Determining whether I was getting the best deal with the Smart Shelf took a lot of back-of-the-envelope math. I found another 24-pack of Cottonelle mega rolls on Walmart.com for $19.99. But those were equivalent to 96 rolls of regular toilet paper, while Amazon’s offering claimed to be equal to 128 rolls of toilet paper. An almost identical listing for a Cottenelle 24-pack of mega rolls on Amazon would also cost me $26.13, except this was marketed as “cushiony” toilet paper, not “active.” (I’m almost afraid to know what “active” toilet paper is.) And this Cottonelle 24-pack was equivalent to 108 rolls of toilet paper—so, 32 cents per every 100 sheets, instead of 27 cents per every 100 sheets.

Meanwhile, Target was selling a 24-pack of Charmin mega rolls at a comparable price, but the $5.99 delivery fee would push the total past $30. Amazon had me: If I wanted a 24-pack of mega roll toilet paper—a thing I didn’t even know I wanted minutes before!—then Amazon’s top recommendation was the one to order. I subscribed. And when the first box of toilet paper arrived, I dutifully stacked the rolls on my Smart Shelf. They didn’t all fit.

Photograph: Amazon

Six weeks later another giant box of toilet paper arrived at my front door. I checked my email and saw that on January 25, 2021, another pack of mega rolls had been automatically ordered on my behalf. Had I opened the email that day, given it a cursory glance before moving on to the other emails in my inbox? Maybe. I don’t remember. I asked Amazon what the options are for canceling or changing an order. You have a 24-hour window to make changes once the Dash Shelf places an order for you. After that, the shipment starts being processed and you can’t alter or cancel it.
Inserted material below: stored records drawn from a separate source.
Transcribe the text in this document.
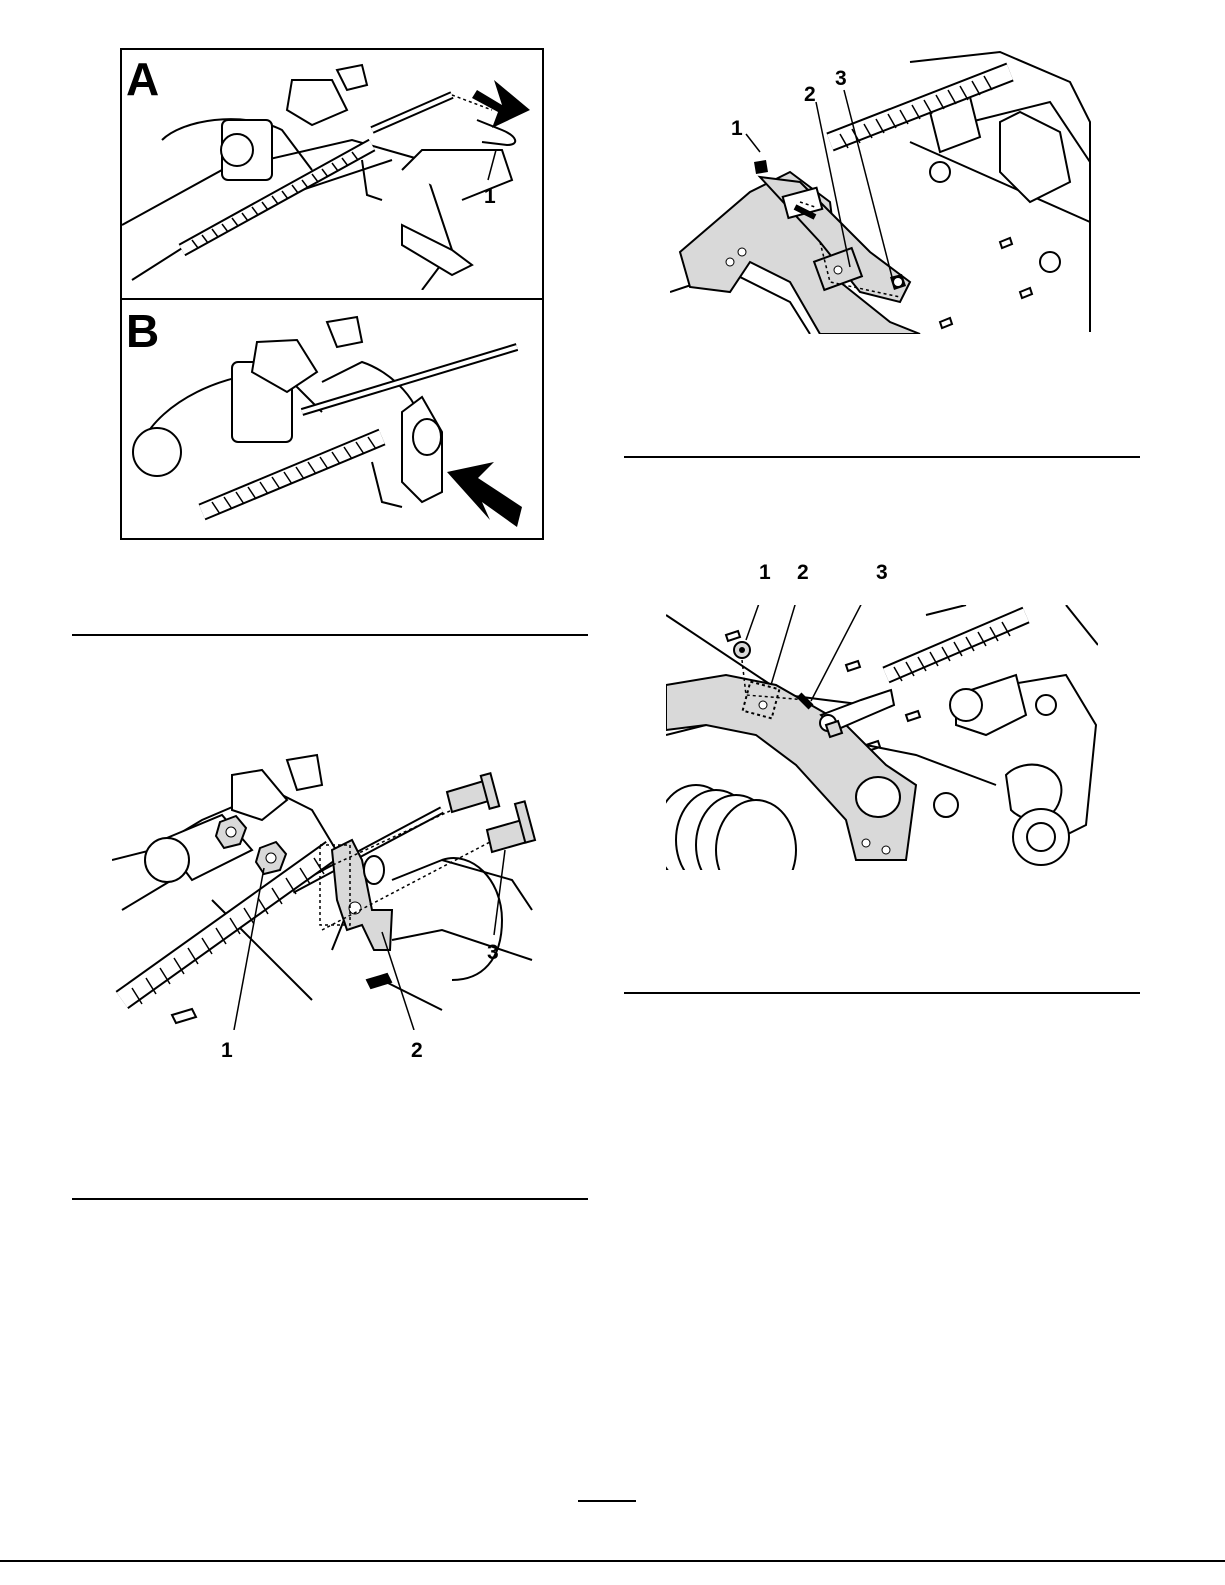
A
1
B
1
2
3
1	2
3
1 2	3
I was also curious what would happen if I put weightier products on the Shelf—like if I threw some other toiletries on there, or my cat decided to take a nap on it—as well as whether I could trigger a reorder by just removing everything from the Shelf. David Jackson, the director of Amazon’s Dash program, said that there are means of detecting unusual activity on the Shelf, but ultimately, “if the customer puts other things on the Shelf, the Shelf won’t know what that product is. It can only read the weight.”

In other words, the smart shelf is dumb in that way. But then I removed all remaining toilet paper from the Smart Shelf, and within 36 hours, a new order had been placed.
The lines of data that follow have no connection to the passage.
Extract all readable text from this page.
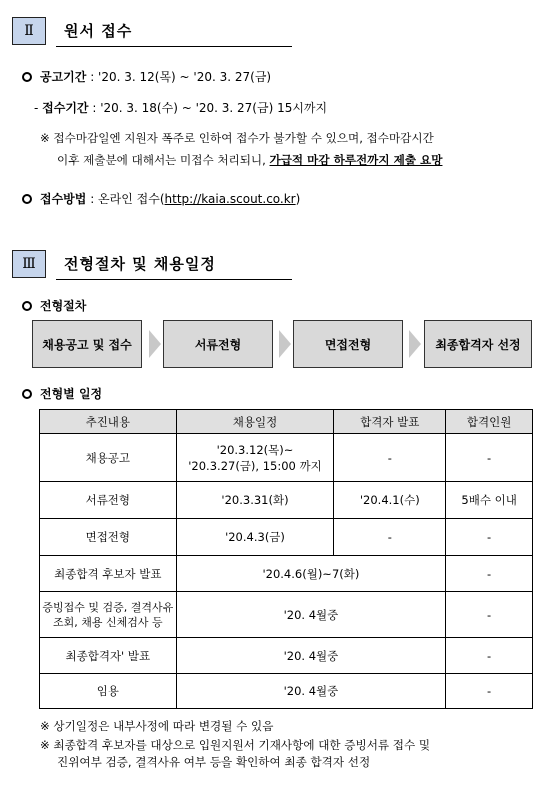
Ⅱ	원서 접수
공고기간 : '20. 3. 12(목) ~ '20. 3. 27(금)
- 접수기간 : '20. 3. 18(수) ~ '20. 3. 27(금) 15시까지
※ 접수마감일엔 지원자 폭주로 인하여 접수가 불가할 수 있으며, 접수마감시간
이후 제출분에 대해서는 미접수 처리되니, 가급적 마감 하루전까지 제출 요망
접수방법 : 온라인 접수(http://kaia.scout.co.kr)
Ⅲ	전형절차 및 채용일정
전형절차
채용공고 및 접수	서류전형	면접전형	최종합격자 선정
전형별 일정
추진내용	채용일정	합격자 발표	합격인원
채용공고	'20.3.12(목)~
'20.3.27(금), 15:00 까지	-	-
서류전형	'20.3.31(화)	'20.4.1(수)	5배수 이내
면접전형	'20.4.3(금)	-	-
최종합격 후보자 발표	'20.4.6(월)~7(화)		-

증빙접수 및 검증, 결격사유
조회, 채용 신체검사 등	'20. 4월중		-
최종합격자' 발표	'20. 4월중		-
임용	'20. 4월중		-
※ 상기일정은 내부사정에 따라 변경될 수 있음
※ 최종합격 후보자를 대상으로 입원지원서 기재사항에 대한 증빙서류 접수 및
진위여부 검증, 결격사유 여부 등을 확인하여 최종 합격자 선정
I asked Jackson whether Amazon had considered other means of making the Dash Smart Shelf more customer-friendly. What if there were more obvious notifications that an order was being placed, or a longer window of time in which to change the order? What if Amazon actively suggested better deals to the customer? What would happen if there were major supply shortages of the kinds of goods Amazon is promoting as part of the Dash Smart Shelf program?

Jackson avoided specifics, saying Amazon is always improving the experience. And he acknowledged that there may be consumers who don’t want to shop this way—and that’s OK. “I would say most of the kinds of products that the Dash Smart Shelf is geared toward are the ones that customers don’t want to think about. They’re not browsing to make a different choice each time. The most common use cases are things like toilet paper or pet food or coffee.”

So if you don’t love the idea of outfitting your home with sensor-laden shelves that invisibly reorder products for you, well, don’t. I’m both uneasy with and intrigued by the Amazon Dash Smart Shelf. Technology is ever-present in our lives now. And it’s not only present, but it nudges us into decisions we might not even be fully aware we’re making. I feel the urge to cling to the areas where I can still be an active, knowing participant; to not take at face value the assurances of technologists who believe they know what’s best for us.

Then again, I haven’t run out of toilet paper since I installed the shelf.